恋はしょうがない。〜職員室の秘密〜
床を白くし、ラップフィルムなどで光の反射などを上手く表現している。壁には模造紙を貼り、絵を描いただけなのに、よほど絵の上手い生徒がいるのだろう、本当に遠く地平線を見渡しているような気持ちになった。
そして、さらに誘われて一旦教室を出て、別の入り口から入ってみると、今度は赤茶の世界が広がる。
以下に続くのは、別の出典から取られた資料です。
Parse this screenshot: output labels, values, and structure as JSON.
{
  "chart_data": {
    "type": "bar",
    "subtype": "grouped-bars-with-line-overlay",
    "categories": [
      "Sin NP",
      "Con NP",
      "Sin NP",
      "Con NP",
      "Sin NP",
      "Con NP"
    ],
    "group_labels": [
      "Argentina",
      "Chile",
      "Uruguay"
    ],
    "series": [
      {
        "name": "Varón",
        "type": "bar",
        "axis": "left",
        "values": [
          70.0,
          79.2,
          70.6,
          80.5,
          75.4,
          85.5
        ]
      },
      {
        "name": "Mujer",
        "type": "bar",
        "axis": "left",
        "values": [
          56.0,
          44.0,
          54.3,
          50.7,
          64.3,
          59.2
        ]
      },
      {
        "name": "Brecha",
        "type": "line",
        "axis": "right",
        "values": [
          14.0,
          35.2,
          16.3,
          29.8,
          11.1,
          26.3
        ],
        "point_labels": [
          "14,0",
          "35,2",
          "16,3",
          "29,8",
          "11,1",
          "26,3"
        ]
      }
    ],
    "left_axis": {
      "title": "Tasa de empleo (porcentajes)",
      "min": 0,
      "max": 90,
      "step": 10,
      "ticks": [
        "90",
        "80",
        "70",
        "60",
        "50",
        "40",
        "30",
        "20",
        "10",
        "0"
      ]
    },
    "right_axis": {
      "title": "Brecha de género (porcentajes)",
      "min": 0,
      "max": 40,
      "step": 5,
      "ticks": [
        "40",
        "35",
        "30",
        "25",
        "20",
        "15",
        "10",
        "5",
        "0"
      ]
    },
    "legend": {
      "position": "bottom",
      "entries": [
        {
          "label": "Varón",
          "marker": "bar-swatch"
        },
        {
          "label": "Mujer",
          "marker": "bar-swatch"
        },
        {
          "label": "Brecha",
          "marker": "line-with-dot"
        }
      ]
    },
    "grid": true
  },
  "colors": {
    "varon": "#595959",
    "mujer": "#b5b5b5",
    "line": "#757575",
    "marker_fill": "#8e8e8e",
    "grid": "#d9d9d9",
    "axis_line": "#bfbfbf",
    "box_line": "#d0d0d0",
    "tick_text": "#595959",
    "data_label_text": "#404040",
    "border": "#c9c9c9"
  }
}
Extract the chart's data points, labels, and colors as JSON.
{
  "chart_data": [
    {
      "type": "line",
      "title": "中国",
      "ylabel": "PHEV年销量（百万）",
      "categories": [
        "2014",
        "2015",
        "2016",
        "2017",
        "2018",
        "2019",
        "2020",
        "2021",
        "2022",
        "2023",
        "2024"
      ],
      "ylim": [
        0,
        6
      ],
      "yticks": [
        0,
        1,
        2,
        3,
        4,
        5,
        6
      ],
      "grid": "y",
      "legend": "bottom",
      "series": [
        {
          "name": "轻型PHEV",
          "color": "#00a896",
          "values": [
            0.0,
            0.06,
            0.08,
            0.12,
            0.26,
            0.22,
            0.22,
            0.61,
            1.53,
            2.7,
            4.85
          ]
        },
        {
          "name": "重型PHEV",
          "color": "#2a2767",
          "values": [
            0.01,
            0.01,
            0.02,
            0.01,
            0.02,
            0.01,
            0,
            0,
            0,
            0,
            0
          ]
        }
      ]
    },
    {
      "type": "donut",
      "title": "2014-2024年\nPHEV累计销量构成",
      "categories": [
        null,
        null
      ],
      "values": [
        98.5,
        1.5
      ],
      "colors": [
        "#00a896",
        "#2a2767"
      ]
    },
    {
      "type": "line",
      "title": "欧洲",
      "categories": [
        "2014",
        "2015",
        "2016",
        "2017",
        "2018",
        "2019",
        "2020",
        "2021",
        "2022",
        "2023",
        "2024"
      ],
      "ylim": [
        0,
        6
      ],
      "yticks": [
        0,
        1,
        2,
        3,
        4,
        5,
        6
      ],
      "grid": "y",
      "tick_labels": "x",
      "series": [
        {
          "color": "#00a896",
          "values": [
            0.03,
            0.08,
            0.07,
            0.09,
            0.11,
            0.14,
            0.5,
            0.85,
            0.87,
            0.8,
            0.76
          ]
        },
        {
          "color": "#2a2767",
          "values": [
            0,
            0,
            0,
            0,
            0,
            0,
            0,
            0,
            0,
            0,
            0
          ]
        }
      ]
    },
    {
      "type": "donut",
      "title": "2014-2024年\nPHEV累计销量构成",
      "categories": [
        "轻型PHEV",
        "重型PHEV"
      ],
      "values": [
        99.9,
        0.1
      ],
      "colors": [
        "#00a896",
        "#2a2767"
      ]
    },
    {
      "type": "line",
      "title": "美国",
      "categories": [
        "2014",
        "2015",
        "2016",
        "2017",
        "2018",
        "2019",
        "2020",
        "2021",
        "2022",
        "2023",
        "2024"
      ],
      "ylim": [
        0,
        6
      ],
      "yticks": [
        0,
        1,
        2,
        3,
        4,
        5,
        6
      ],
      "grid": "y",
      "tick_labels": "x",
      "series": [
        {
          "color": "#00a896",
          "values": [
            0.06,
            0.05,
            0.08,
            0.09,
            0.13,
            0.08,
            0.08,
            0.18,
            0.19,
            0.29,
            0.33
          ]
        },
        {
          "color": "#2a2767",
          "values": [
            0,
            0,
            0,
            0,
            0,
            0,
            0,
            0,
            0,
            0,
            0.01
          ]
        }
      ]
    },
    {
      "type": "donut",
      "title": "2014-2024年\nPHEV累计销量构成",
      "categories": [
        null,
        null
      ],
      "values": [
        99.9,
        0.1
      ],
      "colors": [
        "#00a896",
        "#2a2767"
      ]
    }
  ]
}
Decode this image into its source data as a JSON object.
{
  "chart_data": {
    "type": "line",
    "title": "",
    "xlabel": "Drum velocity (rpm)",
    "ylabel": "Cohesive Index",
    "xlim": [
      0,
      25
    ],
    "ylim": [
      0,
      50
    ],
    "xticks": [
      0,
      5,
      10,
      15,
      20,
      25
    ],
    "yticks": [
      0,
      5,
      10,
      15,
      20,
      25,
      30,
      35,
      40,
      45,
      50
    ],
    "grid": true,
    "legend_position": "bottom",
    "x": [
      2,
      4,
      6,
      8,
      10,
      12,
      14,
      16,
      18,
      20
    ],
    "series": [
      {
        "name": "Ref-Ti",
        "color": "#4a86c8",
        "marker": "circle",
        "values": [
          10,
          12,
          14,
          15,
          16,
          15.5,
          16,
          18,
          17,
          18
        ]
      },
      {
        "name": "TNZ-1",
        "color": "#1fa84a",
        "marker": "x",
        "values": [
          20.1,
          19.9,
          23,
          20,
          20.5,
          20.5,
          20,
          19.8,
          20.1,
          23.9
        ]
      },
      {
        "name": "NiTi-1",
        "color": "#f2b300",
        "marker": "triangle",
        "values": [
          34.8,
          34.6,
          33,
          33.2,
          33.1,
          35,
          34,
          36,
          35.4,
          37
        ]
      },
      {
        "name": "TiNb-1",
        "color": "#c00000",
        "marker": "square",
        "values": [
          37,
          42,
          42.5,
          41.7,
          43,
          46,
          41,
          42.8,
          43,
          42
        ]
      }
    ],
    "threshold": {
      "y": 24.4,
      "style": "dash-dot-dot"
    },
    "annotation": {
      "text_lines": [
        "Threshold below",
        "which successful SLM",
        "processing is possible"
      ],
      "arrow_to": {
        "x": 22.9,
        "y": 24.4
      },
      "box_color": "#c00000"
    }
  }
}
段ボールを使って表現された縞模様の波が折り重なったような空間。
「〝The Wave 〟っていう、アメリカにある一日に二十人しか行けない秘境なんです」
と言って、生徒の一人が素材となった写真を見せてくれた。
数時間でここまでのものを作り上げる、生徒たちの力量に、真琴は目を見張った。
「古庄先生がほとんど手伝えなかったのに、生徒たちだけでよく頑張ったねぇ」
真琴が感嘆と共にそう言うと、古庄のクラスの生徒たちは、口をそろえて言ってくれた。
「その代わり、賀川先生が手伝ってくれたじゃん!」
「実際、古庄先生より頼りになったし!」
と、笑い合いながらの言葉に、真琴は本当に嬉しくなってくる。
生徒自身にそう言ってもらえたことはもちろん、その生徒を介して、古庄の役に立てているように思われて、それだけで真琴の心は、温かいもので満たされてくるように感じられた。